If the taxpayer is an employee using part of his or her home for business, the deduction is available if all the requirements described above are met, plus additional tests. The business use must be for the convenience of the employer (not just appropriate or helpful). If the taxpayer rents part of his or her home to his or her employer and uses the rented part in performing services for the employer as an employee, the deduction for the business use of the home is limited.
Mortgage interest, qualified mortgage insurance premiums, real estate taxes, and personal casualty losses for the rented part are deductable, subject to any limitations. However, the taxpayer cannot deduct otherwise allowable trade or business expenses, business casualty loses, or depreciation related to the use of the home in performing services for the employer.
What is deductible?
Deductible expenses for a business use of the home include items such as the business portion of real estate taxes, deductible mortgage interest, rent, casualty losses, utilities, insurance, depreciation, painting, and repairs. This is not likely to be an all-or-nothing proposition, though. Generally, an expense is fully deductible if it is direct, that is, incurred only for the business part of the home.
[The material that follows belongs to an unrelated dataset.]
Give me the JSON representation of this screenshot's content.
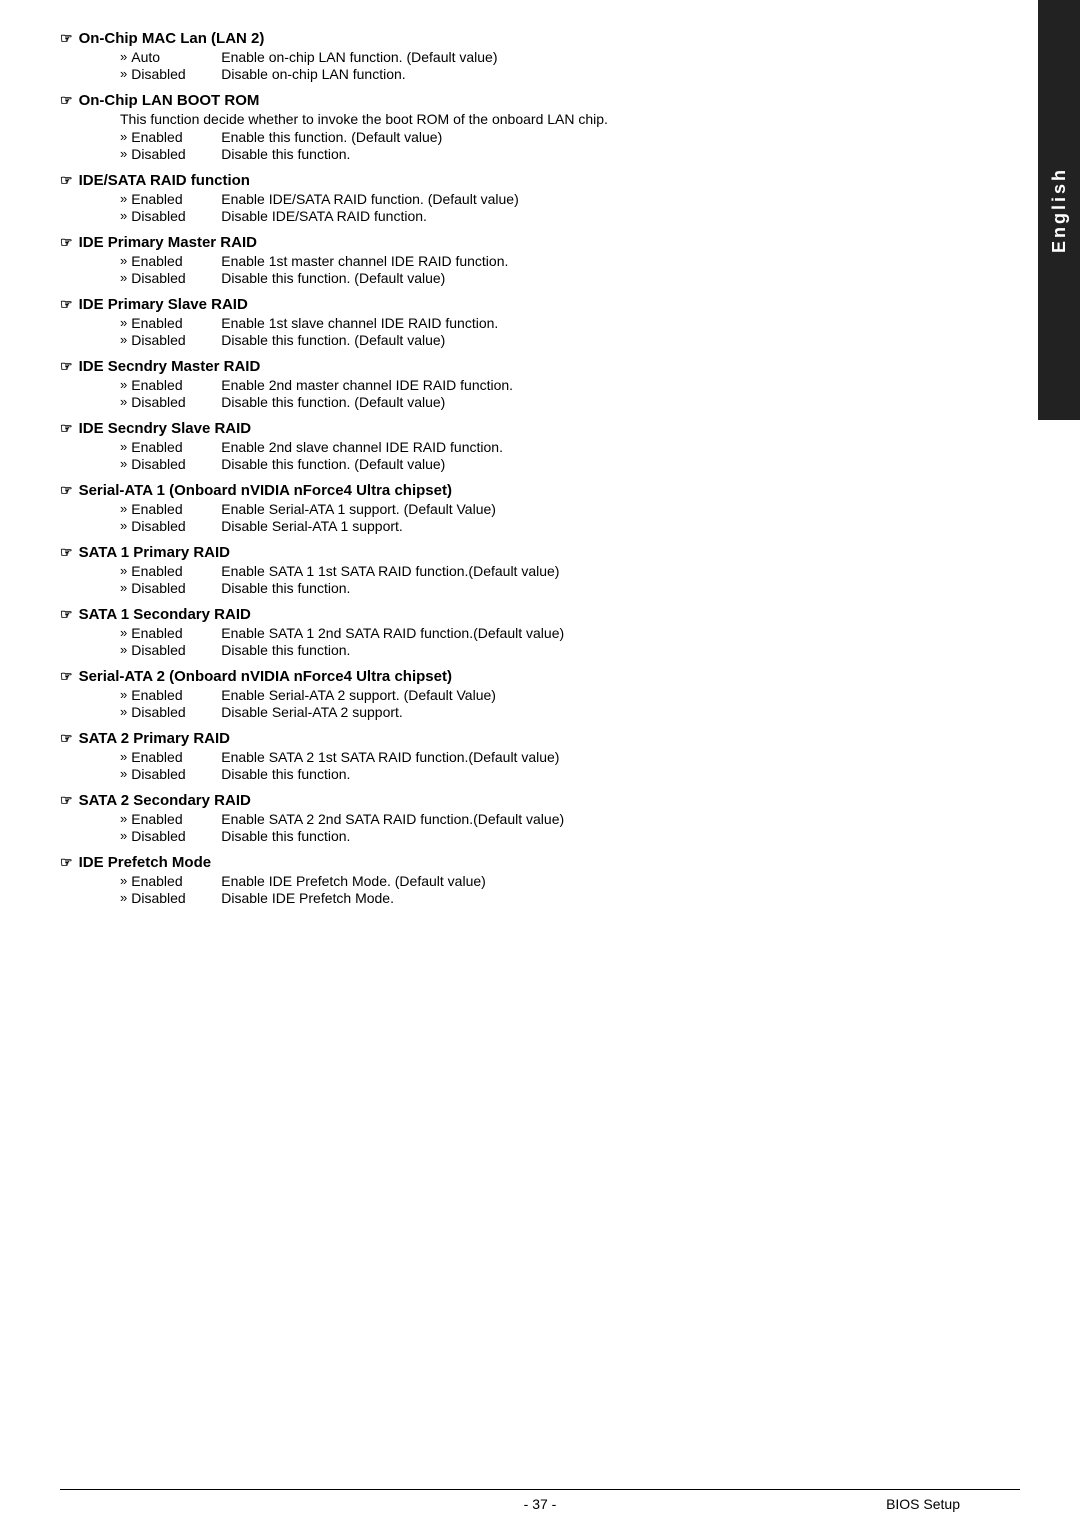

An indirect expense, incurred for running the home as a whole, is deductible based on the percentage of the home used for the business. Any reasonable method for determining that percentage is acceptable, such as dividing the square feet or dividing the number of rooms devoted to the business by the total number of rooms. If an expense is unrelated to the business part of the home, it is not deductible at all.
If the taxpayer’s gross income from the business use of the home is lower than the total business expense, the deduction for certain expenses will be limited. But those expenses that cannot be deducted because of such a limitation can be carried forward for the next year’s home business expenses.
A new development in 2013 was the IRS offering of a simplified option for figuring deductions for the business use of a home. Instead of involving the sometimes complex calculations generally required for taking the deduction, the new “safe harbor” method, starting with the 2013 return, makes the calculation easier. It caps the deduction at $1,500 per year, based on $5 per square foot for up to 300 square feet of space. Bear in mind, that the basic requirements for claiming the deduction still apply even if the safe harbor method is used. All in all, it would be prudent to consult your tax adviser as to whether the “old” or the “new” method of calculating the deduction is better in your particular circumstances.
Actual resolution of legal issues depends upon many factors, including variations of facts and state laws. This post is not intended to provide legal advice on specific subjects, but rather to provide insight into legal developments and issues. The reader should always consult with legal counsel before taking action on matters covered by this post.